Moving swiftly to fill the vacuum left by the death of Ronald H. Brown, President Clinton announced yesterday that he will nominate U.S. Trade Representative Mickey Kantor to be the next secretary of commerce.
The White House had brusquely discouraged speculation about a successor in the wake of the crash in Bosnia that took Mr. Brown's life.
Michael McCurry, the president's press secretary, chided those engaging in speculation and said it would be "many days" before the matter of a successor would be taken up. As it turned out, Mr. Clinton waited only two days after Mr. Brown's funeral and burial to make his announcement.
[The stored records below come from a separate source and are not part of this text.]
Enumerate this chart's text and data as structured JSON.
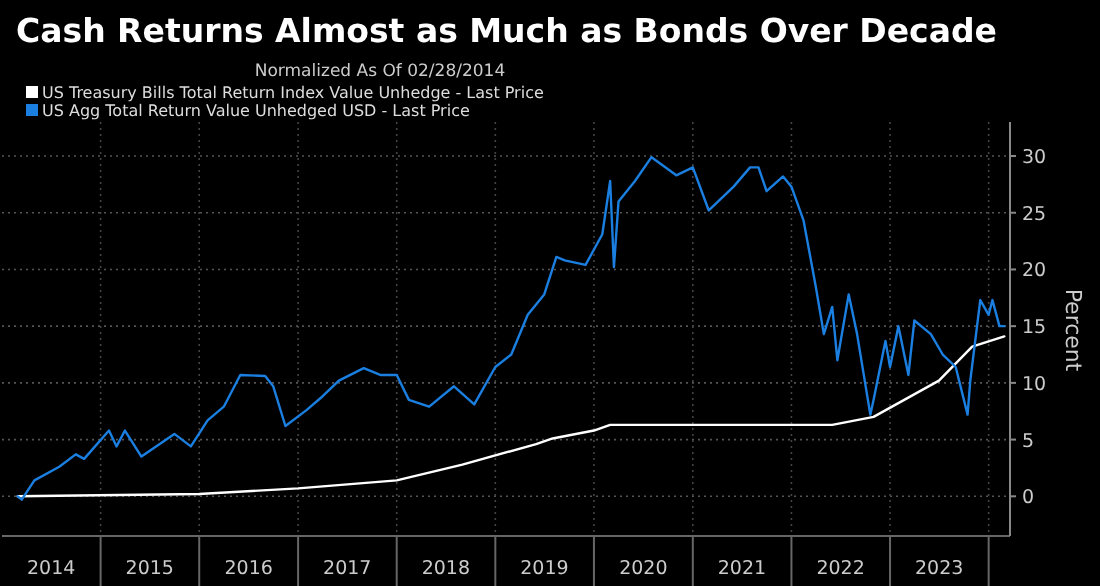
{
  "chart_data": {
    "type": "line",
    "title": "Cash Returns Almost as Much as Bonds Over Decade",
    "subtitle": "Normalized As Of 02/28/2014",
    "ylabel": "Percent",
    "legend": "top left",
    "grid": true,
    "xlim": [
      "2014-01-01",
      "2024-03-20"
    ],
    "xticks": [
      {
        "value": "2014-07-02",
        "label": "2014"
      },
      {
        "value": "2015-01-01",
        "label": null
      },
      {
        "value": "2015-07-02",
        "label": "2015"
      },
      {
        "value": "2016-01-01",
        "label": null
      },
      {
        "value": "2016-07-02",
        "label": "2016"
      },
      {
        "value": "2017-01-01",
        "label": null
      },
      {
        "value": "2017-07-02",
        "label": "2017"
      },
      {
        "value": "2018-01-01",
        "label": null
      },
      {
        "value": "2018-07-02",
        "label": "2018"
      },
      {
        "value": "2019-01-01",
        "label": null
      },
      {
        "value": "2019-07-02",
        "label": "2019"
      },
      {
        "value": "2020-01-01",
        "label": null
      },
      {
        "value": "2020-07-02",
        "label": "2020"
      },
      {
        "value": "2021-01-01",
        "label": null
      },
      {
        "value": "2021-07-02",
        "label": "2021"
      },
      {
        "value": "2022-01-01",
        "label": null
      },
      {
        "value": "2022-07-02",
        "label": "2022"
      },
      {
        "value": "2023-01-01",
        "label": null
      },
      {
        "value": "2023-07-02",
        "label": "2023"
      },
      {
        "value": "2024-01-01",
        "label": null
      }
    ],
    "ylim": [
      -3.5,
      33
    ],
    "yticks": [
      0,
      5,
      10,
      15,
      20,
      25,
      30
    ],
    "series": [
      {
        "name": "US Treasury Bills Total Return Index Value Unhedge - Last Price",
        "color": "#ffffff",
        "x": [
          "2014-02-28",
          "2016-01-01",
          "2017-01-01",
          "2018-01-01",
          "2018-09-01",
          "2019-06-01",
          "2019-08-01",
          "2020-01-01",
          "2020-03-01",
          "2022-06-01",
          "2022-11-01",
          "2023-07-01",
          "2023-11-01",
          "2024-02-28"
        ],
        "values": [
          0,
          0.2,
          0.7,
          1.4,
          2.8,
          4.6,
          5.1,
          5.8,
          6.3,
          6.3,
          7,
          10.2,
          13.2,
          14.1
        ]
      },
      {
        "name": "US Agg Total Return Value Unhedged USD - Last Price",
        "color": "#1a7fe0",
        "x": [
          "2014-02-28",
          "2014-03-15",
          "2014-05-01",
          "2014-08-01",
          "2014-10-01",
          "2014-11-01",
          "2015-02-01",
          "2015-03-01",
          "2015-04-01",
          "2015-06-01",
          "2015-10-01",
          "2015-12-01",
          "2016-02-01",
          "2016-04-01",
          "2016-06-01",
          "2016-09-01",
          "2016-10-01",
          "2016-11-15",
          "2017-02-01",
          "2017-04-01",
          "2017-06-01",
          "2017-09-01",
          "2017-11-01",
          "2018-01-01",
          "2018-02-15",
          "2018-05-01",
          "2018-08-01",
          "2018-10-15",
          "2019-01-01",
          "2019-03-01",
          "2019-05-01",
          "2019-07-01",
          "2019-08-15",
          "2019-09-15",
          "2019-12-01",
          "2020-02-01",
          "2020-03-01",
          "2020-03-15",
          "2020-04-01",
          "2020-06-01",
          "2020-08-01",
          "2020-11-01",
          "2021-01-01",
          "2021-03-01",
          "2021-06-01",
          "2021-08-01",
          "2021-09-01",
          "2021-10-01",
          "2021-12-01",
          "2022-01-01",
          "2022-02-15",
          "2022-04-01",
          "2022-05-01",
          "2022-06-01",
          "2022-06-20",
          "2022-08-01",
          "2022-09-01",
          "2022-10-20",
          "2022-11-01",
          "2022-12-15",
          "2023-01-01",
          "2023-02-01",
          "2023-03-10",
          "2023-04-01",
          "2023-06-01",
          "2023-07-15",
          "2023-09-01",
          "2023-10-15",
          "2023-10-25",
          "2023-12-01",
          "2024-01-01",
          "2024-01-15",
          "2024-02-10",
          "2024-02-28"
        ],
        "values": [
          0,
          -0.3,
          1.4,
          2.6,
          3.7,
          3.3,
          5.8,
          4.4,
          5.8,
          3.5,
          5.5,
          4.4,
          6.7,
          7.9,
          10.7,
          10.6,
          9.7,
          6.2,
          7.6,
          8.8,
          10.2,
          11.3,
          10.7,
          10.7,
          8.5,
          7.9,
          9.7,
          8.1,
          11.4,
          12.5,
          16,
          17.8,
          21.1,
          20.8,
          20.4,
          23.1,
          27.8,
          20.2,
          26,
          27.8,
          29.9,
          28.3,
          29,
          25.2,
          27.3,
          29,
          29,
          26.9,
          28.2,
          27.3,
          24.3,
          18.5,
          14.3,
          16.7,
          12,
          17.8,
          14.3,
          7.2,
          8.5,
          13.7,
          11.4,
          15,
          10.7,
          15.5,
          14.3,
          12.5,
          11.4,
          7.2,
          10.2,
          17.3,
          16,
          17.3,
          15,
          15
        ]
      }
    ]
  }
}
Mr. Clinton's choice of Mr. Kantor seemed designed to ensure that the Commerce Department will be headed by a top political ally - as Mr. Brown was - at a time when some Republicans are threatening to dismantle the agency.
"We need to send a clear signal to the rest of America and to the world that we don't intend to miss a beat," the president said, announcing Mr. Kantor's selection at a White House event to tout U.S. car exports to Japan.
Trying to put his economic team in order as he heads into an election year and budget talks with Republicans, Mr. Clinton also said he has chosen Franklin D. Raines as director of the Office of Management and Budget.
The president named Mr. Kantor's deputy, Charlene Barshefsky, as acting trade representative. She has received widespread praise in the past three years for her high-profile negotiating of trade deals with Japan and China.
Mr. Kantor signaled that he intends to follow Mr. Brown's lead in attempting to make the Commerce Department, once a bureaucratic lightweight, a major force in economic policy.
"I will continue that legacy," he said. "That is my pledge, that is my goal, that is what I'm going to do."
The choice of Mr. Kantor, 56, who managed Mr. Clinton's 1992 presidential campaign, was greeted warmly on Capitol Hill.
Senate Majority Leader Bob Dole, the presumptive GOP presidential nominee, called Mr. Kantor "a good choice." Campaigning in Texas, he said, "He will probably be widely supported on the Republican side."
Sen. Larry Pressler, chairman of the Senate Commerce, Science and Transportation Committee, also praised the selection.
Because Mr. Clinton made Mr. Kantor's appointment while Congress is in recess, rules allow the new commerce secretary to take his post almost immediately. According to White House officials, confirmation won't be required until the end of 1997.